Dhoni's first experiment should have been, for a change, to bat first on winning the toss. Also why did he develop cold feet while selecting the playing eleven in not blooding teenager Kuldeep Yadav. He could have seen how the left-armer's googly and Chinaman would work against the visiting batsmen.
All those who thought it would be a cakewalk are talking of changes in the eleven. The defeat could have been a lot worse had it not been for a defiant 42-run last-wicket stand between Ravindra Jadeja and Mohammed Shami.
The teams cannot be changed in a knee-jerk reaction to a defeat. The simple fact is that India lost the plot in the field and were clueless as Marlon Samuels and Denesh Ramdin hammered the attack in a match-winning stand.
A remarkable coincidence, India's worst defeat against the Caribbean at home by 135 runs came in 2002 at Vijayawada and the architect of that victory was also Marlon Samuels, who made 108 off 75 balls.

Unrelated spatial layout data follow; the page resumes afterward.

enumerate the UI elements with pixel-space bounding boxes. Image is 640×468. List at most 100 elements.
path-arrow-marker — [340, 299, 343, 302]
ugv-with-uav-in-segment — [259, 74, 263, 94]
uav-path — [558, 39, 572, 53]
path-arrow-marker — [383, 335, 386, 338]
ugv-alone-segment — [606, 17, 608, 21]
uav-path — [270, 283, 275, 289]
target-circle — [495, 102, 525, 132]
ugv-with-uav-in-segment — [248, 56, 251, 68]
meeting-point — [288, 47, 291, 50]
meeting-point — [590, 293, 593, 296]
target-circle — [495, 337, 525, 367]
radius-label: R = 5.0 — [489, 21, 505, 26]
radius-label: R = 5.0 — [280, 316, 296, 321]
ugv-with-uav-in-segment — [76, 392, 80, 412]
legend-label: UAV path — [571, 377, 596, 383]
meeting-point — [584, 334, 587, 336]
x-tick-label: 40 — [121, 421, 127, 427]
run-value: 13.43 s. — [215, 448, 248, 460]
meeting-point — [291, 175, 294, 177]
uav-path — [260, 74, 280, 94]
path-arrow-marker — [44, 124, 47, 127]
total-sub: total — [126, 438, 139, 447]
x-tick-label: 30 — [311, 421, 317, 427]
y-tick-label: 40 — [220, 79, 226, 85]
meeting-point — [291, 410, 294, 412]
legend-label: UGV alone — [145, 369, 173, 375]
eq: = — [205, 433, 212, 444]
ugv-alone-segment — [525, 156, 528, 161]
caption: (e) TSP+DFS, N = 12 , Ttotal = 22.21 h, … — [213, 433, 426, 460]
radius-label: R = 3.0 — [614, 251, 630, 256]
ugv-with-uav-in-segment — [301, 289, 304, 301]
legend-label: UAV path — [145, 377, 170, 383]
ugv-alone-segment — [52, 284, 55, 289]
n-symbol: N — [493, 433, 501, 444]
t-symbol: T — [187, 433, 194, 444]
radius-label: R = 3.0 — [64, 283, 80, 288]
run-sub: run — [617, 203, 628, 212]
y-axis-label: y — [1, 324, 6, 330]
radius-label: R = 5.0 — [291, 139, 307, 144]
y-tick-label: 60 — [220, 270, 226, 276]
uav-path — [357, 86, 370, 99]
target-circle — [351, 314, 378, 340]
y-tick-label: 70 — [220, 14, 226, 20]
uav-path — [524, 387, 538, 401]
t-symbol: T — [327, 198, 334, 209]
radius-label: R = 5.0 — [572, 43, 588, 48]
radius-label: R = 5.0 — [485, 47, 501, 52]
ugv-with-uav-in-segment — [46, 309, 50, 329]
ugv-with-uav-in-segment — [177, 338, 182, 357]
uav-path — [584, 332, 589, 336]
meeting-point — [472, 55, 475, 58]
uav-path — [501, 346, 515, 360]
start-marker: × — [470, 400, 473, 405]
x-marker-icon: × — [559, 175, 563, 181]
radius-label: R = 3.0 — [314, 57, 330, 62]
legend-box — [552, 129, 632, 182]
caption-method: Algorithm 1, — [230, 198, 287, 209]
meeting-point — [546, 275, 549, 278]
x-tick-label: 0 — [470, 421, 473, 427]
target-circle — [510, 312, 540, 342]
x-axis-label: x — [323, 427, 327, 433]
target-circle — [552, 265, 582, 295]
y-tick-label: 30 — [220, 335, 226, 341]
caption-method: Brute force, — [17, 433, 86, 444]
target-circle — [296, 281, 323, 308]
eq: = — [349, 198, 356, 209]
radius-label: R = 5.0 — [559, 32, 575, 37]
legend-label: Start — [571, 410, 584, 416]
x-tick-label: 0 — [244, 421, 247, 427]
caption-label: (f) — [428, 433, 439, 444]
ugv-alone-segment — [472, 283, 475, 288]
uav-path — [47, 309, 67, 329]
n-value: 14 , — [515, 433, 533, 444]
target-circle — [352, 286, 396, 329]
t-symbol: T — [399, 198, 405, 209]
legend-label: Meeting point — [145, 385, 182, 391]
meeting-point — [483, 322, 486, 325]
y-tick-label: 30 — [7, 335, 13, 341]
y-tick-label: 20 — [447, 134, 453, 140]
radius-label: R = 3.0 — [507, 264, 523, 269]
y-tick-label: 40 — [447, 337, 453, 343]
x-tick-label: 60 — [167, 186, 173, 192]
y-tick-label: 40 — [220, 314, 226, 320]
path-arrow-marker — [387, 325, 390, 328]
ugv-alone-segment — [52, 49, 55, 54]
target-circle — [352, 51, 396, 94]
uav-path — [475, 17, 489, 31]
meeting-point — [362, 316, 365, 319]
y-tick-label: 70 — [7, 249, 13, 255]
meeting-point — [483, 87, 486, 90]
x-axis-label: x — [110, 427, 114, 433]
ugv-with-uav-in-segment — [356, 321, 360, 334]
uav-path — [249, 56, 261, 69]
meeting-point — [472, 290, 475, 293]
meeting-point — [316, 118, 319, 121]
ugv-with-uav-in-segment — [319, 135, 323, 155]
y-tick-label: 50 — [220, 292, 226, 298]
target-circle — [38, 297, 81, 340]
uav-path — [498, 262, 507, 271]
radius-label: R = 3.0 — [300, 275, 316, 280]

Then the target was 316. This time it was 321 and Samuels scored his highest ODI score.
In the first 20 overs there was little to choose between the teams except that India lost two wickets, one more than the visitors. You can't be chasing a 321-run target with only four batsmen getting into double figures and only three of those crossing 20.
All the top order batsmen save Shikhar Dhawan failed to come good and unfortunately he was responsible for triggering the collapse by senselessly getting his opening partner Ajinkya Rahane run out when the two dug in with careful batting.
Which one of these top-order batsmen could be dropped after one failure unless Kohli's miserable showing in England is held against him? Even Ambati Rayudu seemed to have cemented his place on England tour. Here a word about Rohit Sharma who is out with an injury. He has been the most consistent run-getter against the West Indies since 2011 and won most of the matches for India.
On paper, the West Indies look much stronger with depth in batting and the luxury of playing five bowlers, including a genuine spinner. India played two spinners with Ravindra Jadeja, the man who bowled the most overs in ODIs this year. Playing leggie Amit Mishra backfired, but then he is coming back after a long injury lay-off.
Frankly, it is the batting that has let the team down. The batsmen came good any number of times chasing 300-plus score in recent years. Imagine the same side hammered the West Indies for 418 in December 2011 to win the match by 153 runs at Indore, which curiously did not get another international game after that. But then Virender Sehwag was there and he struck a double century (219) there.